I will have had another late-life birthday.
Well, I say, so what! Things keep happening,
things of interest.

It was only last week I put into words my affection
for Darwin and William James--based on their openness,
their unpretentiousness.

And discoveries! My new admiration: the lovely books
designed by Leonard Baskin, now on display
at the Library of Congress.

These small epiphanies seem to me OK things,
and these stealthy days--I've never wanted to slow them,
only to fill them.

 

TOUCHING THE PAST

Uptown New Orleans, 1940,
And here was a man of the right color,
Old enough to have been there,

Who maybe heard. So I inquired
From the old man doing his yard work,
"Ever hear Buddy Bolden play?"

"Ah, me," he said, stopping his work.
"Yes. But you mean King. King Bolden.
That's what we called him then."

He leaned on his rake a while, resting.
"Used to play in Algiers, played so loud
we could hear him clear 'cross the river."

He seemed listening. "King Bolden, now,
There was a man could play." We stood there,
Thinking about it, smiling.

 

MISTER LESTER JANUARY

Mister Lester January, I have never met you,
But forty years ago you were a butcher in Vicksburg,
And I saw your sign many times: Lester January, Butcher.

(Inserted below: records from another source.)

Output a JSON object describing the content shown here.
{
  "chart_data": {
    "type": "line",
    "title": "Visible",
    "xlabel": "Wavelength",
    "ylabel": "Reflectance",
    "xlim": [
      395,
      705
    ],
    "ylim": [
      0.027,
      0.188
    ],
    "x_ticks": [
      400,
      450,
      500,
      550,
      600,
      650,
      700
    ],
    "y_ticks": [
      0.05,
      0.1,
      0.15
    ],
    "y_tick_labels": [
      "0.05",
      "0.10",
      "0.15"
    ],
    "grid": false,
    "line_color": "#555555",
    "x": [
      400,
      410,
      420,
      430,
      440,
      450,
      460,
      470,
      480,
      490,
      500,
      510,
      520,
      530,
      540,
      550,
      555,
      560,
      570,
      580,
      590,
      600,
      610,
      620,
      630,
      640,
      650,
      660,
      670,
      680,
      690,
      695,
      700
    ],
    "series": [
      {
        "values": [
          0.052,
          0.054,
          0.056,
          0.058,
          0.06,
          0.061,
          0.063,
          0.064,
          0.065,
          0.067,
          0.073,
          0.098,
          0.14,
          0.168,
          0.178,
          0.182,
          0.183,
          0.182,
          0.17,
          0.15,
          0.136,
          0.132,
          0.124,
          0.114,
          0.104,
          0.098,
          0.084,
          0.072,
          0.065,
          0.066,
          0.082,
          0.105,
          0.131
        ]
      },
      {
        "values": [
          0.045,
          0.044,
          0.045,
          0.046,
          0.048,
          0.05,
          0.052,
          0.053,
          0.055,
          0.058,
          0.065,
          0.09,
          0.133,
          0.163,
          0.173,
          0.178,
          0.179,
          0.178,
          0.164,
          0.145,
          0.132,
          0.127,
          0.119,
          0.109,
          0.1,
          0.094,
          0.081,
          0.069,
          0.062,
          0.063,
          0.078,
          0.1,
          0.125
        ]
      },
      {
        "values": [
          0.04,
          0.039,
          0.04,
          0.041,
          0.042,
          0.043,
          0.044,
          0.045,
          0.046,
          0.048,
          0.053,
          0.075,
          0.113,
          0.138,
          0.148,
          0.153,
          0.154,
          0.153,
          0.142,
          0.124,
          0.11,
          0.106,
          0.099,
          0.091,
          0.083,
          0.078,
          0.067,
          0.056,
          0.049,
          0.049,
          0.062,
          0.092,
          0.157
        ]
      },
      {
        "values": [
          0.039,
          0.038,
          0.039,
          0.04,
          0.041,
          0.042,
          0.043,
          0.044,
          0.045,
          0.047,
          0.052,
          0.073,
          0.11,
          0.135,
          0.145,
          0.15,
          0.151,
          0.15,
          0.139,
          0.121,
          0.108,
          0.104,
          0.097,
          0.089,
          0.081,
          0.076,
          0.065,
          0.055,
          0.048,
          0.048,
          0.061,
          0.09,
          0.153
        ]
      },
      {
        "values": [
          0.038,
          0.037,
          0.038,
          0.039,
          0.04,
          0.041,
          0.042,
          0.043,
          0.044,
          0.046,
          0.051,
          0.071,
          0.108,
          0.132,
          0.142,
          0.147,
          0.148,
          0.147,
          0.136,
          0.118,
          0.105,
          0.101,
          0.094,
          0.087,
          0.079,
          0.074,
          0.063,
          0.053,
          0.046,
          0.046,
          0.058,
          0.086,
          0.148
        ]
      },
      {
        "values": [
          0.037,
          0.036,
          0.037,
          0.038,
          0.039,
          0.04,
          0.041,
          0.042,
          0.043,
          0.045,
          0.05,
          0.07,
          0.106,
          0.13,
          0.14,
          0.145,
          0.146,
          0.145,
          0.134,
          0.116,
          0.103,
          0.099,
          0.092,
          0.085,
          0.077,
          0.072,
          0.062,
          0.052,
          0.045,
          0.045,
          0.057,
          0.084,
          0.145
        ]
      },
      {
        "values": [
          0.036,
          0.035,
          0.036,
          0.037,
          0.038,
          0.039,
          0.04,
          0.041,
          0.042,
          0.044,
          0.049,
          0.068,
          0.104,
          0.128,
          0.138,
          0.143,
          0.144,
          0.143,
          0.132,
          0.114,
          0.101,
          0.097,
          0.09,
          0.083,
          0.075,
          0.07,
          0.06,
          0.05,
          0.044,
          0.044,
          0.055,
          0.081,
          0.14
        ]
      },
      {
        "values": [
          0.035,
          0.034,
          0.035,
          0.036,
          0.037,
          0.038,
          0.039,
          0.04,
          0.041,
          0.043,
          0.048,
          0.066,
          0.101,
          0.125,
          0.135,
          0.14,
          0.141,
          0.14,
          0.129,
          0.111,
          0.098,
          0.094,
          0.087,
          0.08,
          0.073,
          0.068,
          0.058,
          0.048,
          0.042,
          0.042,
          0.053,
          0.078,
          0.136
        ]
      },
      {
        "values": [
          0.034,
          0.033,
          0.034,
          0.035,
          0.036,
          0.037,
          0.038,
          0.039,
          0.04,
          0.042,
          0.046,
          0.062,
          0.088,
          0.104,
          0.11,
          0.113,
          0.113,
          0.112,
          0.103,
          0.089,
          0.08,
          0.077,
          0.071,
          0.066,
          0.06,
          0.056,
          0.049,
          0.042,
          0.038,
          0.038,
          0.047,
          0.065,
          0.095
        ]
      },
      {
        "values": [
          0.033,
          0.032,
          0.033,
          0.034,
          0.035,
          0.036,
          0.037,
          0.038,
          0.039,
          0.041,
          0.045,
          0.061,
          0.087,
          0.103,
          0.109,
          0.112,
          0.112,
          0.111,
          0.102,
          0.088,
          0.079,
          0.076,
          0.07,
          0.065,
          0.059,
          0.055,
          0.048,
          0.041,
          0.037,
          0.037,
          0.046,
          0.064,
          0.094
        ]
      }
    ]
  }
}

Mister Lester January (if you are still with us), you won't remember
You bought a little goat once, as a routine transaction,
Whose name was Mondamin. You couldn't have known his name.

Mister Lester January, Mondamin was my little goat.
Had a little "baa"; loved milk; and butted my gently.
Became a nuisance to parents. Had to be sold.
And you were the chosen recipient.

Mister Lester January, I am not angry, but one question, please:
That time when you butchered and sold Mondamin,
Tell me, did you describe him to customers truthfully?


 

Robert Sargent is the author of ten books: Now is Always the Miraculous Time (1977), A Woman from Memphis (1979), Aspects of a Southern Story (1983), Fish Galore (1989), The Cartographer (1994), Stealthy Days (1998), The Jazz Poems of Robert Sargent (2000), Altered in the Telling (2001),Wonderous News (2002), and 99 After 80 (2003). Individual poems of his have appeared in such journals as the Antioch Review, New York Quarterly, Sou'wester, College English, Poetry East, Pembroke Magazine, and Poetry. He has served as President of Washington Writers Publishing House, on the Board of The Word Works, Inc. and The Bunny and Crocodile Press, and is a long-time member of the Capitol Hill Poetry Group. In 1996 he received the Columbia Merit Award from the Poetry Committee of the Greater Washington DC Area. He is the father of three children.

Published in Volume 5, Number 2, Spring 2004.